- China pegged its daily yuan fix below the 7.2 level to ease tariff impacts and increase exports of products from the country.
- Experts predict yuan devaluation may trigger capital outflows and draw parallels to previous events.
- China performed a similar currency devaluation in 2015, which led to a 60% Bitcoin rally months after the initial drop.
The yuan (CNY) hit its lowest levels since 2023 on Tuesday after China eased its grip on the currency as analysts expect the yuan’s fall to act as a stimulus to Bitcoin (BTC) based on historical precedent.
PBOC Sets Yuan Fix Below Key Level, Signaling Shift Toward Managed Depreciation
China’s apex bank pegged the daily CNY fix at 7.2038 per dollar on Tuesday, according to a Reuters report. The yuan breached the 7.2 mark for the first time since September. Many market participants have previously seen this level as a soft red line adopted by China’s apex bank. In the past years, the USD/CNY currency pair has occasionally traded above this level.
But it could now establish a foothold after China’s apex bank set the daily midpoint beyond the 7.2 level. This move could set the stage for the weakening of the CNY to raise exports and potentially absorb the negative impact of the intensifying trade war with the US.
Currencies like the USD are classified as free float, meaning their value is determined by supply and demand. On the other hand, the CNY’s exchange rate is fixed by the government, which allows a maximum of 2% fluctuation on either side of the daily fix.
Head of China macro strategy at Standard Chartered Bank Becky Liu remarked that the fixing,
could mean China’s foreign-exchange regime is now changed to managed depreciation rather than a firm cap under 7.35” for the spot yuan,
Liu added:
China is allowing greater foreign-exchange flexibility as part of the tools to alleviate growth pressure amid aggressive tariff hikes.
CNY’s Fall Could Stimulate BTC as Experts Predict Capital Flights
Market commentators believe that the yuan’s managed depreciation could trigger capital flight from China and act as a stimulus to cryptocurrencies.
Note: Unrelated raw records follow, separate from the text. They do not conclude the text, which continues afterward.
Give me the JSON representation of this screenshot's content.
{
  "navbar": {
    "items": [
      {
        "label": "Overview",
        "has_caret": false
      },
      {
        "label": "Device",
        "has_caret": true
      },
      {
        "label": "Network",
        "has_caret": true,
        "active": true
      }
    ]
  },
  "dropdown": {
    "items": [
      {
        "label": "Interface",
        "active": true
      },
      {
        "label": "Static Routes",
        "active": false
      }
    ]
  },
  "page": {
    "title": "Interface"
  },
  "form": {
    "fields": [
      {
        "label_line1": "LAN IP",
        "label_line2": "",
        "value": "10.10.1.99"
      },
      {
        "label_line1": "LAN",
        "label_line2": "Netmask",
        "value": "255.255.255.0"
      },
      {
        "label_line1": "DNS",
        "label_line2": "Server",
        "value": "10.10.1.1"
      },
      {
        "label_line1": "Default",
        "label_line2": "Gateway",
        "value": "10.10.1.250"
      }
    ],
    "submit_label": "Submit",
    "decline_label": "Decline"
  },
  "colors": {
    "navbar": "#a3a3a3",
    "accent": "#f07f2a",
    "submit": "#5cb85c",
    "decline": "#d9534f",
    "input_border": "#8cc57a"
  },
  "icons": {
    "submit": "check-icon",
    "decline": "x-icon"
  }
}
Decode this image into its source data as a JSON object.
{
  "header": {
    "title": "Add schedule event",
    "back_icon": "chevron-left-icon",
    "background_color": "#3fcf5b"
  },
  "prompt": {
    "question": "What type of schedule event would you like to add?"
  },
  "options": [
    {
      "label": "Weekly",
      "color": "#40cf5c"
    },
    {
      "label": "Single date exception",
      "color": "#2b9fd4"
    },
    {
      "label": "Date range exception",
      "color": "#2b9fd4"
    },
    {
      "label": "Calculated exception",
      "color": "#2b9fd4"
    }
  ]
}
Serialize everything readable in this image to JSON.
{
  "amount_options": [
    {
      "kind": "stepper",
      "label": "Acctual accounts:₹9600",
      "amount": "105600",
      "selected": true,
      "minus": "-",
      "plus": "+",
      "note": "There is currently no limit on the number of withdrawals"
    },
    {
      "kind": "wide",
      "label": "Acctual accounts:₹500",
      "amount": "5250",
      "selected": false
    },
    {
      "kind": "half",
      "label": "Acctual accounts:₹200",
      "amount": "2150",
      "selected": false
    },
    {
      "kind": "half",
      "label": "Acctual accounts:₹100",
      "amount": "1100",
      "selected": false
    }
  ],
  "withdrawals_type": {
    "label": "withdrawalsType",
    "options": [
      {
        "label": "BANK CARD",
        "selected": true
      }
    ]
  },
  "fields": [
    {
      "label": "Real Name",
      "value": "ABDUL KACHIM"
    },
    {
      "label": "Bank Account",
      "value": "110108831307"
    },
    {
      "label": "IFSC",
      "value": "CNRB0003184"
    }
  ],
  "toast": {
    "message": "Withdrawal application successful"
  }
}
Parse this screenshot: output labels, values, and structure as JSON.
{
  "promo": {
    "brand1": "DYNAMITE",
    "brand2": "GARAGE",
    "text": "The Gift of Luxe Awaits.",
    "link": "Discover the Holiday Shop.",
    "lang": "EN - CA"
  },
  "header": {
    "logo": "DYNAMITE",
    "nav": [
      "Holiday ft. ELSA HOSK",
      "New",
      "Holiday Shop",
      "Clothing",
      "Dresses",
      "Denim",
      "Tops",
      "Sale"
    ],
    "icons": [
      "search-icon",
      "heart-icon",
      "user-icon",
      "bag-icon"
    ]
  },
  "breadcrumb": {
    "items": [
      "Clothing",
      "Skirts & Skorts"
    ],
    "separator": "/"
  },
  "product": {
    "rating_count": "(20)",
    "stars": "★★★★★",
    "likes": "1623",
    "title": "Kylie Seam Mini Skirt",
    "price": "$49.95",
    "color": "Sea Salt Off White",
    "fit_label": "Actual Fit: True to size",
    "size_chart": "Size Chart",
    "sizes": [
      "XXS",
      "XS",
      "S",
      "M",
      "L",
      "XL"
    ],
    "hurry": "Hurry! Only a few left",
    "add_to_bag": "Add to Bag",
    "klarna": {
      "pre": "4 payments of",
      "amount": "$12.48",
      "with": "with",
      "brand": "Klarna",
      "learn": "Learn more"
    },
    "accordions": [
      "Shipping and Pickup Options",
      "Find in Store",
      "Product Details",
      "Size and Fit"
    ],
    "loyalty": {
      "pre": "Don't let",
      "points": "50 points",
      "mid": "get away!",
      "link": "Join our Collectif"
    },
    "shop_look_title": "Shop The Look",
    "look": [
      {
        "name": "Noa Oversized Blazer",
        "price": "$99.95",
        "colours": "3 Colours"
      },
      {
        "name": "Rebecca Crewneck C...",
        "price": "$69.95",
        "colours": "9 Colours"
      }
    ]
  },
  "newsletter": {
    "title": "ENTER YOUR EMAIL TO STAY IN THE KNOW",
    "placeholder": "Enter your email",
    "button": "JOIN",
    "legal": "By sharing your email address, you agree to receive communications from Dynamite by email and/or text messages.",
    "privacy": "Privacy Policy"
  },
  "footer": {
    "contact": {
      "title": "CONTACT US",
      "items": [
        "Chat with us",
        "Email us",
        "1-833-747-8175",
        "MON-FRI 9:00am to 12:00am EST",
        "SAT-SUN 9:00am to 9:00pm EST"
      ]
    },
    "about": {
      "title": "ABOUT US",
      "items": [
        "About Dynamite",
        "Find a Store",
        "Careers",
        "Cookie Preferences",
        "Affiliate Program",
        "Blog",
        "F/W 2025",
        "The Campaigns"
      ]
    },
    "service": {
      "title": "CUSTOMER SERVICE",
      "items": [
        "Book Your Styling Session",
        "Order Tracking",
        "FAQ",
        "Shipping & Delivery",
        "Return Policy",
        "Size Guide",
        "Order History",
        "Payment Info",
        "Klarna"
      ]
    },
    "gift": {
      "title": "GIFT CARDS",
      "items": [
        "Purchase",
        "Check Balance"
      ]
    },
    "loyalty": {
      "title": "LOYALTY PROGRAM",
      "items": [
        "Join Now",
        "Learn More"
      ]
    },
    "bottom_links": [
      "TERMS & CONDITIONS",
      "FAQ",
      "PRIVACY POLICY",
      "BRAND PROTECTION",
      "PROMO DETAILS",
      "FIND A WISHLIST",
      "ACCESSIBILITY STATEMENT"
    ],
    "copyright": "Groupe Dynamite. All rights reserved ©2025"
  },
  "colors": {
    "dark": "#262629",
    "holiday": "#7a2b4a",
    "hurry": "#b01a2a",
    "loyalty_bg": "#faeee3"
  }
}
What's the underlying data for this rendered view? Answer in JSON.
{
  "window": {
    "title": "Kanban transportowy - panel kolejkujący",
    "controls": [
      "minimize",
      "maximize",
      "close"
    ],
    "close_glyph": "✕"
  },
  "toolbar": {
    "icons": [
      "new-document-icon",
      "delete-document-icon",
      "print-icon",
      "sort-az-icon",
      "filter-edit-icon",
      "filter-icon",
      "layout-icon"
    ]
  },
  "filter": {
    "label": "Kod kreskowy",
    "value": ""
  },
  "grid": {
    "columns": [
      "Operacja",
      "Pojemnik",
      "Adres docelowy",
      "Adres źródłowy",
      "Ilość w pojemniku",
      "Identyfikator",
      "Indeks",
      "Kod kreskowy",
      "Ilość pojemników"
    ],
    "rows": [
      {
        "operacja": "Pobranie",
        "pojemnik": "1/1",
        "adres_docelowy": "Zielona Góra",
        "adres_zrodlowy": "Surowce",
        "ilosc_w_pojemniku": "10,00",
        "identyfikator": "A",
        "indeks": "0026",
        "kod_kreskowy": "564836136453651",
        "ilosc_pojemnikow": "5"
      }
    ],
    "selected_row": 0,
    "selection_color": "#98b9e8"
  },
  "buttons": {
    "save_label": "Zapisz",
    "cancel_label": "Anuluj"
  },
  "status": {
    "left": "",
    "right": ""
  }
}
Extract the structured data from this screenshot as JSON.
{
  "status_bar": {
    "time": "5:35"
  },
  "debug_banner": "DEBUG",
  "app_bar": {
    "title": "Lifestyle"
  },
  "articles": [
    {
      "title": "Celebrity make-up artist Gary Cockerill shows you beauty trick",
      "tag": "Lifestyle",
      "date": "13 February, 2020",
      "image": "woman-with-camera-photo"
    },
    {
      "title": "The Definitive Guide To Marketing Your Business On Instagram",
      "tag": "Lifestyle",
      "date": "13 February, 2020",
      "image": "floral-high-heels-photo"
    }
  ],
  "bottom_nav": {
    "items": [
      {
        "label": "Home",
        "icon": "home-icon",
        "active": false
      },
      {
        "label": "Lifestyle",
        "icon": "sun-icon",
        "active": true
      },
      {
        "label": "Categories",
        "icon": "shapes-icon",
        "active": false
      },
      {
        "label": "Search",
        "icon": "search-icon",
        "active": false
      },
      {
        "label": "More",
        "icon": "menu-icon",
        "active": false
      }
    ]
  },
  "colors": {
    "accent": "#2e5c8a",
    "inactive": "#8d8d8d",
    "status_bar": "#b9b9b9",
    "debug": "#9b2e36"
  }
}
Markus Thielen, Founder of 10x Research, explained that the recent tariff imposition on China could cause economic pressure on Asia’s largest economy. He added that the nation could strike back by devaluing the CNY and increasing liquidity in its financial system. This could trigger a capital flight and potentially spark a Bitcoin uptrend.
Ben Zhou, CEO and founder of the crypto exchange Bybit, also maintained a similar stance, noting that yuan depreciation usually favors Bitcoin.
Zhou stated:
China will try to lower RMB to counter the tariff, historically, whenever RMB drops, a lot of Chinese capital flow into BTC, bullish for BTC,
On August 11, 2015, the PBOC pulled off the highest single-day current depreciation when the yuan was devalued by 1.9%. This event crashed the global financial market and sent the US stocks southbound. Bitcoin tanked by 20% but recovered quickly and rallied close to 60% in the next four months.
Bitcoin Struggles Amid Bearish Trends and Market Fear
Although historical precedents suggest a positive Bitcoin reaction to CNY depreciation, its current price trend tells a different story. At the time of writing, Bitcoin trades at $79,102 following a 2.57% intraday uptick. However, it trades within the red zone in its weekly and monthly charts.

Per Coincodex data, the coin is positioned below the 200 SMA and is its market out remains bearish. Furthermore, BTC is currently overwhelmed by high market fear, as shown by its Fear and Greed score of 24.